When possible stay in the shadows, with the sun coming from your back, into your prey's eyes.
Use cover; not just in front, also behind, to "break-up" your human form. Never walk in the open, if you must; make your exposure as brief as possible.
Eliminate all but the most essential gear.
Clothing and gear; especially foot-gear, needs to be versatile, comfortable, and quiet. How, when, and where you hunt will dictate what is needed. Binoculars; for example, are a burden in some places and essential in others.
Camo clothing is helpful; face-mask and gloves are good, but they can be uncomfortable; the mask may restrict your vision. Some hunters wear camo make-up.
Learn to read the deer's body language, know their habits, ... Know the area's vegetation, terrain, ... You need many skills, considerable knowledge, and a little luck to have any success.
Stalking, still hunts; with a gun are challenging; with a bow, the ultimate at score-your-hunting.

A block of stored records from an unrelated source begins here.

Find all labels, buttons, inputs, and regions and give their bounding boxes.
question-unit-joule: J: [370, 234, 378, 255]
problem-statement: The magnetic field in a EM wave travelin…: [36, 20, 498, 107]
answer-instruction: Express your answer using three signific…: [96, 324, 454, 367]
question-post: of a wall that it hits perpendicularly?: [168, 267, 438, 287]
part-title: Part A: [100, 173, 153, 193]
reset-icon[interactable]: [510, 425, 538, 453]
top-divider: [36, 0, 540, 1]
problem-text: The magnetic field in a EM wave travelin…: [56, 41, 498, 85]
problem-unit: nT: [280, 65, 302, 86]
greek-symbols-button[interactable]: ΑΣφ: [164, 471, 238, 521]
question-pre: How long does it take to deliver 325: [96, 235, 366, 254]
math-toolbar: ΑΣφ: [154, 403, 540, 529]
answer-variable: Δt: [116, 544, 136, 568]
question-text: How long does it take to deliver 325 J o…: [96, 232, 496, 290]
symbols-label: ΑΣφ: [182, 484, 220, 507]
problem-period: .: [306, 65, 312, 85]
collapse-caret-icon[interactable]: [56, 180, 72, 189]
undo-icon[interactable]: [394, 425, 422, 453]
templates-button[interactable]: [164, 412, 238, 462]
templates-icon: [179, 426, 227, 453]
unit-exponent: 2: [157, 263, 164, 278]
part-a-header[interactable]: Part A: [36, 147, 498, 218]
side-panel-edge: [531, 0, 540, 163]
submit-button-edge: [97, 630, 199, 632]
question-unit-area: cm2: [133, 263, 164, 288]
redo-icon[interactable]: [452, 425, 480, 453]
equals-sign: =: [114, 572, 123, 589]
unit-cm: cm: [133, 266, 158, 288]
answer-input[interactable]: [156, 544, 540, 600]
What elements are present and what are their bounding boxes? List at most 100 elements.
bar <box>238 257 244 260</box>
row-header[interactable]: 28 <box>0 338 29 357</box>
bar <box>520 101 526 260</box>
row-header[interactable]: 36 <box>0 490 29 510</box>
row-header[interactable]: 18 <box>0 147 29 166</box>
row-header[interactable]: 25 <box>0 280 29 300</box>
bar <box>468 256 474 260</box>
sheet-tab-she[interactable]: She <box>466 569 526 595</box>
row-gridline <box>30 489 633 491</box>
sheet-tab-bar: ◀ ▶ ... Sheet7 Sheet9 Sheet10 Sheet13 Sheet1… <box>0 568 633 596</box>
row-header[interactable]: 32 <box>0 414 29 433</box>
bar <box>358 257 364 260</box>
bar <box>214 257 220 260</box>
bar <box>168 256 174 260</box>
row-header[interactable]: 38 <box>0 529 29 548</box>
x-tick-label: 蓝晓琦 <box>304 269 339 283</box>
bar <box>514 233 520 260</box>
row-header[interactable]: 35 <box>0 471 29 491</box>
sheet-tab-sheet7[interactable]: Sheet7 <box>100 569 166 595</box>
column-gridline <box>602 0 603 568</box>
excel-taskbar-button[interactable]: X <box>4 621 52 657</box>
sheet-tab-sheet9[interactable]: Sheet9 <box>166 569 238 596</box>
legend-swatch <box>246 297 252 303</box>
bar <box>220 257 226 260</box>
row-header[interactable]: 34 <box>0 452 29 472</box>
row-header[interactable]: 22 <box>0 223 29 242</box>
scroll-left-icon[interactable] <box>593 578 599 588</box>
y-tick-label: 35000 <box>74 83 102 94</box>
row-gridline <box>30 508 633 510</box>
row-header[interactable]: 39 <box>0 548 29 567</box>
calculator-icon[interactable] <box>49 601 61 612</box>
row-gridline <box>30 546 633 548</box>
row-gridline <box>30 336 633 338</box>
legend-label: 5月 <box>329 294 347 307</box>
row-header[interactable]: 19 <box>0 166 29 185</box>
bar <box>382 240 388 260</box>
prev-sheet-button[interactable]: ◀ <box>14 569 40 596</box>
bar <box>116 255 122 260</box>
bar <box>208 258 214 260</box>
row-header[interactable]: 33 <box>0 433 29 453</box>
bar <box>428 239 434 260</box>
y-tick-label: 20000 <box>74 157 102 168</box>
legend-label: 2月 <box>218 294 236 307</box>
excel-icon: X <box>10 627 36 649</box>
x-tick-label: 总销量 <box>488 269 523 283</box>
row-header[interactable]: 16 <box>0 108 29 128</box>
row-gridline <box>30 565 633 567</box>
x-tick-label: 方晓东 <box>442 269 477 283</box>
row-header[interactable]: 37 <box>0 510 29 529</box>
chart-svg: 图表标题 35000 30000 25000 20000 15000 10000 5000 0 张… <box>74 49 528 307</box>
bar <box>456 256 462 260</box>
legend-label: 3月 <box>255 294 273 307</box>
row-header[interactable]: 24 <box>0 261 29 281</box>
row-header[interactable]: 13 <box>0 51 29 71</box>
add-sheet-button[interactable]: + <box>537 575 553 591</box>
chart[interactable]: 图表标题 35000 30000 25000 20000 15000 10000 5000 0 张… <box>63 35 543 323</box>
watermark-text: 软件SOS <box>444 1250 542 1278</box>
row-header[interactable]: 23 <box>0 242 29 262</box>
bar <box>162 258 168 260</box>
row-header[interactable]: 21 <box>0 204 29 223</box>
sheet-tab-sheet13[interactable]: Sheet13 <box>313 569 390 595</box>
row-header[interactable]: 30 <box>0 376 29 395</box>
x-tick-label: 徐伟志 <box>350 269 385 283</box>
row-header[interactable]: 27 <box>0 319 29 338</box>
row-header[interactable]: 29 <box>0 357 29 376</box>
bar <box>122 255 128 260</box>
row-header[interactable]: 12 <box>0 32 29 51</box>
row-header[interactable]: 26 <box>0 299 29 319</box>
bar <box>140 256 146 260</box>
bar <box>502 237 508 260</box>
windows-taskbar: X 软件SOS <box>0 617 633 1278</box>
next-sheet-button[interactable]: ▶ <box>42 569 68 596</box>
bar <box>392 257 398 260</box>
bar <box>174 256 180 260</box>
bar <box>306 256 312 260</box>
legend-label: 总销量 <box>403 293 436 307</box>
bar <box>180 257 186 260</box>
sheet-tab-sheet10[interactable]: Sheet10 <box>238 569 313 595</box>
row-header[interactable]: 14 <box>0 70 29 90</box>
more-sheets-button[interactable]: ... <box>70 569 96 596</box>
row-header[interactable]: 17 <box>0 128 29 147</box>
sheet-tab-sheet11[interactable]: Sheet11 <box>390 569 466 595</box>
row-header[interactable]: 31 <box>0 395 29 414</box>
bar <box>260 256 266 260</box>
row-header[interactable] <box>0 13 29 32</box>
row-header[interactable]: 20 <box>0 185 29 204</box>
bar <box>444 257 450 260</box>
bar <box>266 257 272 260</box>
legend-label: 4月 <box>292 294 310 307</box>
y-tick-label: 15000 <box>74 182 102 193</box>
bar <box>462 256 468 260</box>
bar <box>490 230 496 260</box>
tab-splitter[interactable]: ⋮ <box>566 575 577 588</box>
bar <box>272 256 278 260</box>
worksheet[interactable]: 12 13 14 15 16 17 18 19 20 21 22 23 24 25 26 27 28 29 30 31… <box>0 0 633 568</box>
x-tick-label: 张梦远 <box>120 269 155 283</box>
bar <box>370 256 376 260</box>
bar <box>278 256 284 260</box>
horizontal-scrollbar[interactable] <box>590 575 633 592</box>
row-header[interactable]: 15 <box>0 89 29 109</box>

Some are really difficult to see; especially in this small picture. I was there and did't see half of them. There were actually 12 or more who spooked a few seconds after the picture. #1,2,3, are easy to see, I spotted them at 40 MPH. I didn't see #4 until I magnified the photo and realized that #3 had 4 ears. #5 is fairly easy to see, #6 is above the number standing, but #7 is also standing behind some brush and the clue is the horizontal line of her back. #8 is only a rounded hump showing and most difficult to spot.